A suspect falling asleep mid-conversation can signal opiate use, while a person pacing the street and speaking quickly may mean they ingested a stimulant.

In some cases, Pricer said, officers need to be prepared for an evaluation that doesn’t signal drug use.

Sometimes erratic behavior can be the result of a person suffering from mental illness, which requires officers to tap into an entirely different skill set.

“It’s not only recognizing the person that’s under the influence, it’s also recognizing when a person is not under the influence,” Pricer said. “That’s just as important.”

After a field exam, suspects undergo an extensive evaluation back at the station.

DREs measure the suspect’s pupils, pulse rates, body temperature and blood pressure.

Based on the evaluation, the DRE will list one of seven drug categories they suspect the person to be under the influence of, which often is later confirmed by a blood test.

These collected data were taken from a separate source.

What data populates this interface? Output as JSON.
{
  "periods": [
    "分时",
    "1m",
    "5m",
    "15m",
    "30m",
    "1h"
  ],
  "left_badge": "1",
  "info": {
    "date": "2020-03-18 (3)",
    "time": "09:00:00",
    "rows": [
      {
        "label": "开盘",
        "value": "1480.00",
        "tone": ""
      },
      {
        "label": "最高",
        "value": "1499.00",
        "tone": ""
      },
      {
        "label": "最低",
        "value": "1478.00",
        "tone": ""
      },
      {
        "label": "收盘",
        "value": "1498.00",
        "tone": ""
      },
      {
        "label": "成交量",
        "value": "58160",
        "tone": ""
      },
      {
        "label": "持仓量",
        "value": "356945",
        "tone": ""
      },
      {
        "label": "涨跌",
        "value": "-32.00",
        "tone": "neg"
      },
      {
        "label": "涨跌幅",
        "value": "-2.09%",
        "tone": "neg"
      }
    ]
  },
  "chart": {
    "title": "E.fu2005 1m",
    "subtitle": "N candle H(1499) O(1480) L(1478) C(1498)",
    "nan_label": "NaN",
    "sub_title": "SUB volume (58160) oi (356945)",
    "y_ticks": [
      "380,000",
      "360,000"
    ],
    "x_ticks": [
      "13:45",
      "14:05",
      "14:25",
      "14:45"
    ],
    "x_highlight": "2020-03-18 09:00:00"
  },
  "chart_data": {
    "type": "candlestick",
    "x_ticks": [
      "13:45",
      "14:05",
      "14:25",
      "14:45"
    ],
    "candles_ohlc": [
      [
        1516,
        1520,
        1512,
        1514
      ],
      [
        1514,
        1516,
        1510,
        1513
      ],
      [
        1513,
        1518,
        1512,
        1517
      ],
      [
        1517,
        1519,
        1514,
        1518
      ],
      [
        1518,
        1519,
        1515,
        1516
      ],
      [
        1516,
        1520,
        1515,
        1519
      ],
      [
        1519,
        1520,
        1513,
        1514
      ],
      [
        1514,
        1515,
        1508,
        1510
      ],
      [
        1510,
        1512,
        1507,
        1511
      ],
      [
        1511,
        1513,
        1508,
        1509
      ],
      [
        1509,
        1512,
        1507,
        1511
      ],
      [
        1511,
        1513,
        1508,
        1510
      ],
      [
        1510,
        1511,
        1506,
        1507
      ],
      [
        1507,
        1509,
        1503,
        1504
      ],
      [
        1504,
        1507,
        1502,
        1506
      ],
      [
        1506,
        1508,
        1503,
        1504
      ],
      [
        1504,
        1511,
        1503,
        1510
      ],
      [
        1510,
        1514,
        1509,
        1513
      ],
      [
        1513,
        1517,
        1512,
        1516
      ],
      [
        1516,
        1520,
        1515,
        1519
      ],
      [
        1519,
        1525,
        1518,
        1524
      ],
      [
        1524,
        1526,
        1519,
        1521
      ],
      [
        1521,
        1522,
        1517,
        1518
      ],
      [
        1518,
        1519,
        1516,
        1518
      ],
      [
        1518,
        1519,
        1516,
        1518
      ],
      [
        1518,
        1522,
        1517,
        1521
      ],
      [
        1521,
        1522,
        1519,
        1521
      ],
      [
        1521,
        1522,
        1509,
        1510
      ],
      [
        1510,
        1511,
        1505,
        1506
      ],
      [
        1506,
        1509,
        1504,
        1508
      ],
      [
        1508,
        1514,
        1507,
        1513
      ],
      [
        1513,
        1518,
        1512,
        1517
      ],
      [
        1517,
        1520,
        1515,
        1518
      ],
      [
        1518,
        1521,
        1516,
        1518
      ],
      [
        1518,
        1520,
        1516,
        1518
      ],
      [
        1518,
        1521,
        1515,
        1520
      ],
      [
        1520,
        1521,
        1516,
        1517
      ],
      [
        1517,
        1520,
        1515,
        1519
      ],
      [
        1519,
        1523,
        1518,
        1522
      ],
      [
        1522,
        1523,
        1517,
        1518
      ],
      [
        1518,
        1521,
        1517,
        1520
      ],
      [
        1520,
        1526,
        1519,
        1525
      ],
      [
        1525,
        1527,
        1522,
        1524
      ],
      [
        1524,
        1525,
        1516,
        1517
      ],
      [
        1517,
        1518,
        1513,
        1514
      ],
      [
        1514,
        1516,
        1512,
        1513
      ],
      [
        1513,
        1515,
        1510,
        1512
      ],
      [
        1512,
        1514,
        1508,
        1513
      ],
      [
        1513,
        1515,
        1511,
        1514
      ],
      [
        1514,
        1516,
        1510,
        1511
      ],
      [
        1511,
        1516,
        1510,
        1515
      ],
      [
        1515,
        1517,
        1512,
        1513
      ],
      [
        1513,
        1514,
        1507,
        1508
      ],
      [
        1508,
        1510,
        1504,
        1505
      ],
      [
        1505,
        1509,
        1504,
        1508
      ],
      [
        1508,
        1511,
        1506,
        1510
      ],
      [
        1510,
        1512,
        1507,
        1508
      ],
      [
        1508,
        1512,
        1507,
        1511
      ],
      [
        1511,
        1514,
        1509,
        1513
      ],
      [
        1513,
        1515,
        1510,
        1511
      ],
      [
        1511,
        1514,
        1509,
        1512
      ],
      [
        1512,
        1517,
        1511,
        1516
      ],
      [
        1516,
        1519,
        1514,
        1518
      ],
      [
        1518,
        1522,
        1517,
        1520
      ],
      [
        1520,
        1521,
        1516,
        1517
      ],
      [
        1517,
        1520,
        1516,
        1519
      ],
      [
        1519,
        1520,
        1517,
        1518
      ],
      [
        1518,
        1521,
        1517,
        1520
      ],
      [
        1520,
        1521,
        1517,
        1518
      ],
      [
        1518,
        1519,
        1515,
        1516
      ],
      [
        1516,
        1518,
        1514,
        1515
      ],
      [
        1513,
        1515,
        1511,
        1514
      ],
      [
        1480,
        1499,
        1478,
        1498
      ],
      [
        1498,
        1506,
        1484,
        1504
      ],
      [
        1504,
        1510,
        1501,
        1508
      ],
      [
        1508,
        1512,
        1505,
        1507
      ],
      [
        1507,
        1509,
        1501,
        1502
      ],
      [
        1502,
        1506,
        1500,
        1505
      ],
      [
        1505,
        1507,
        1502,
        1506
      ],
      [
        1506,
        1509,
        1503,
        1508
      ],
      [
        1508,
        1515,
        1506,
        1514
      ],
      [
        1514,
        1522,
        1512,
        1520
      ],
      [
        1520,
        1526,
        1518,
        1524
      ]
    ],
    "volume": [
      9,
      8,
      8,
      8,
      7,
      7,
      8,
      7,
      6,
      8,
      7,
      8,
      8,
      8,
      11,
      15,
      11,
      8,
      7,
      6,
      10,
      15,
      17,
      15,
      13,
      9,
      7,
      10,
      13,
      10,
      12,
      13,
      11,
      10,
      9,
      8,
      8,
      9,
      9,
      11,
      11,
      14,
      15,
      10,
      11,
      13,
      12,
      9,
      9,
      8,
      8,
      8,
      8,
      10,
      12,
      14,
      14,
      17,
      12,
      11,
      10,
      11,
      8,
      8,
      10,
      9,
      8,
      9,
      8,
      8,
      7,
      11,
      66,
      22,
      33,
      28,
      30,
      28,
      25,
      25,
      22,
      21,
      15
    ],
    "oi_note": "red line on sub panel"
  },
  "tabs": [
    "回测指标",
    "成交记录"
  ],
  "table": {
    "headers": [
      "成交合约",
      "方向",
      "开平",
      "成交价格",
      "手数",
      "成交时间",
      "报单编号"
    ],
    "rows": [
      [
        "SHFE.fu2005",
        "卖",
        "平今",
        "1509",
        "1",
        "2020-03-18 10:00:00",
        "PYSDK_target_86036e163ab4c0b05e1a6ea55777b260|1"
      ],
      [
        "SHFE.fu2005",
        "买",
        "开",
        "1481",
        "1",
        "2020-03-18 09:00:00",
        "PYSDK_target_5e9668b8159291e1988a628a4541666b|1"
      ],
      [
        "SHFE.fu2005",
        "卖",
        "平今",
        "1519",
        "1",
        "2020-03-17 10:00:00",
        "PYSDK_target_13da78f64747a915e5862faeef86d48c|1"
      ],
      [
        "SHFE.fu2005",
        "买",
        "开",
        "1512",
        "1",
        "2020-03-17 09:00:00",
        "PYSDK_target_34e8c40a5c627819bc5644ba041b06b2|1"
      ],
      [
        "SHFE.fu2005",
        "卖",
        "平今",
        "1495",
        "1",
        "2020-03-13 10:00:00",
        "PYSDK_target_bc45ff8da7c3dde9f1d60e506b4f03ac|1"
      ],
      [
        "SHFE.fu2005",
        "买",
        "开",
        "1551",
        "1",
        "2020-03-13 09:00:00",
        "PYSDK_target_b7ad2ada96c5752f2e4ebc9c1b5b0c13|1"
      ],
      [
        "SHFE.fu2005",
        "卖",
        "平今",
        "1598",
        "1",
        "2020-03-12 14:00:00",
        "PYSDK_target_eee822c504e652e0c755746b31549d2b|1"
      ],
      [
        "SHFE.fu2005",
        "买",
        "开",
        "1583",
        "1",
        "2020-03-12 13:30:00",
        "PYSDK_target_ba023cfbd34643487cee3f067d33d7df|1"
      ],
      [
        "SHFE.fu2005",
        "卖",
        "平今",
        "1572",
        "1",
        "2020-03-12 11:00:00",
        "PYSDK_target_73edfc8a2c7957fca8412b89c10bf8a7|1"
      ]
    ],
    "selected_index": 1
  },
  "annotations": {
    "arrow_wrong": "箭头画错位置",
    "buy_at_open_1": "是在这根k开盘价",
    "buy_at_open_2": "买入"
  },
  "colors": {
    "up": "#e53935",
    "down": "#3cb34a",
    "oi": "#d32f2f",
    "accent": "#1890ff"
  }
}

Every evaluation is always the same — that’s what makes the program successful, Pricer said.

“It has to be systematic, otherwise it doesn’t work,” he said.  “We need to be fair and it wouldn’t be right if we did it any other way.”


Back in the 1990s, the DRE program was popular and growing in agencies across Orange County, but changes in how the Orange County District Attorney’s Office prosecuted DUI cases led to fewer officers going after their certification, said Detective Tim Emanuel, a DRE.

The pendulum is now swinging back the other way.

“Within the last few years, there has been an emphasis with the DA to bring DREs back,” Emanuel said. “With the number of people driving under the influence of marijuana on the rise, they need a DRE to help make (the charges) stick.”

DREs serve as expert witnesses in DUI cases, which Emanuel said are being challenged more often in court.

“Defense attorneys really hammer DUIs these days,” Emanuel said. “Your testimony can last for days.”

By tapping a DRE to attend court proceedings, the responsibility to provide testimony is taken off patrol officers.

A DRE’s testimony is lauded as an expert opinion in court because of the extensive training they have to go through and standards they must adhere to.

In Orange County, the Fullerton Police Department has led the charge in getting more officers certified, with more than one-third of its force achieving DRE status.

Officers from other agencies, including Huntington Beach, go to FPD to train, Emanuel said.

In Huntington Beach, the police department is beefing up its number of DREs and expects to have 15 certified officers come summertime.

DREs go through weeks of training and, at the end, must go on a three-day ride-along and evaluate 12 people suspected of being under the influence.

They need to predict the drug those 12 suspects are on with 90 percent accuracy.

After receiving certification, DREs are required to make at least four arrests a year where they use their skills to maintain their status.

“Even after you are certified, you have to constantly prove that you know what you’re doing,” Emanuel said.

Hasselbach said he expects to see more DRE officers in Huntington Beach and across Orange County in the coming years.

“We’ve had so many (alcohol or drug-related) traffic fatalities in the city, there is a huge push for DREs,” he said. “It’s just a good resource for the department and the courts, too.”